As the recent millennium holiday period proved, when it comes to floods, Sod's Law very much applies. The less convenient the time - the more disastrous the occurrence. If floods do not come at weekends, they do on Bank Holidays.
Over the New Year break, flooding meant that we had as many call-outs in one week as we normally have in three. Which is why having flexible and integrated response systems is vital. As a company, the first we know of a flood - rather than an "ordinary call-out" is when we get calls from assistance companies, insurers or loss adjusters which involve as many as ten dwellings in a small area. Since our technicians are responsible for individual postcodes this is picked up quickly. What then happens, depends on the type of flooding which takes place.
The worst scenario is the flash flood where the water hits 30 of 40 buildings but is in and out within hours. Then, we have to be in those houses with our equipment as soon as possible and it is literally all hands on deck.
It may seem callous but from a manager's point of view when the waters settle and stand in the street for several hours or even days, we are given the breathing space which makes planning more coherent and sensible. However, whether it is a frantic reaction or a measured response, we are fortunate in being a national organisation which can call in technicians from other parts of the UK if needed.
Being an international company also has its advantages in that we can call in dehumidifiers and fans from our sister companies in Europe if necessary. Most dwellings need several pieces of drying equipment, so when a street or part of a town goes under water our resources can get pretty stretched.
The key to our response is our people and their attitude. When recruiting we have to be completely honest with those joining us - this is not a nine to five job with weekends and public holidays as a statutory right. In fact, as we have pointed out they are often the first to go. We have been fortunate in that as a growing company we are not only able to offer good working conditions but added responsibility and the great feeling that comes with being part of a company that has doubled in size in the last year. We are now first among equals in the £1billion property restoration/disaster management market.
From a management point of view, concentrated flooding is far better than when, as happened recently in Cornwall, there were 30 jobs spread over a 50-mile area. But floods are not predictable and their extent is dictated by rainfall, rivers, state of drains, local conditions, geography and building types.
One thing that can be predicted is the effect damp has on structure and the time it takes to dry out and then reconstruct. If we can get into a dwelling within a few hours of a flood then the cost can be reduced by as much as 90%. Within 12 hours costs can be reduced by 70% and within 24 hours costs can be halved. After 48 hours the damp has started to work its way deep into the fabric of the building and the costs of drying and reconstruction -if only of plaster and floorboards start to mount dramatically.
A sense of urgency
It is an area the whole industry must get together on. The insurance and housing industries, and loss adjusters in particular, pride themselves on their handling of business interruption. It is time some of the same urgency was brought to bear on domestic disruption.
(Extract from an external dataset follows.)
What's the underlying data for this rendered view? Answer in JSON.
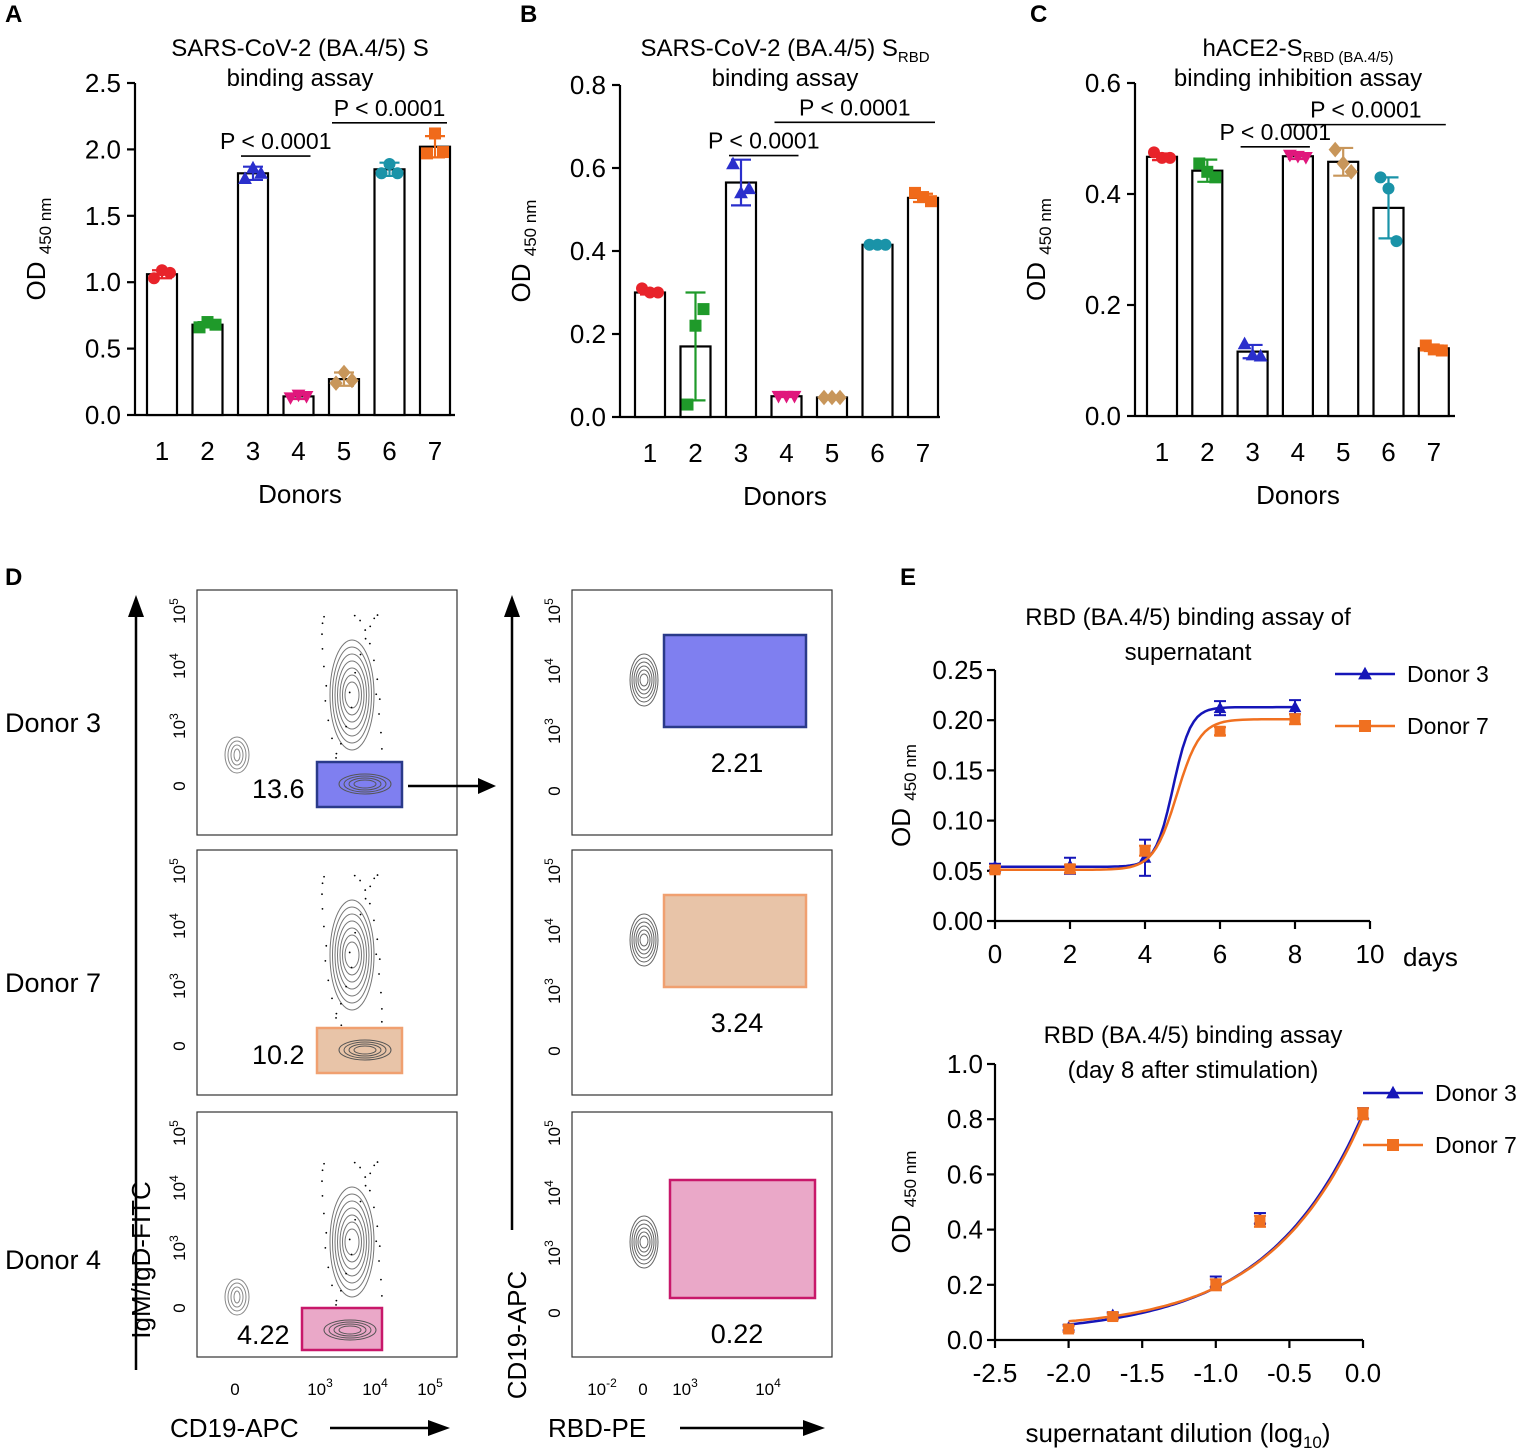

One factor not often recognised is that rehabilitation takes far longer than for the flood water merely to subside. Typically, a flooded property will take four to eight weeks to dry with reconstruction taking the same again. Of course, in situations where a river has flooded and brought in damaging silt there can be added complications, as is the case when sewers, cess pits or chemical supplies flood.
But it is all routine for us and floods happen far more often than is realised. Our records show that floods involving ten or more dwellings happen around every seven weeks throughout the year. We have been to the same street in Birmingham three times in the last 12 months.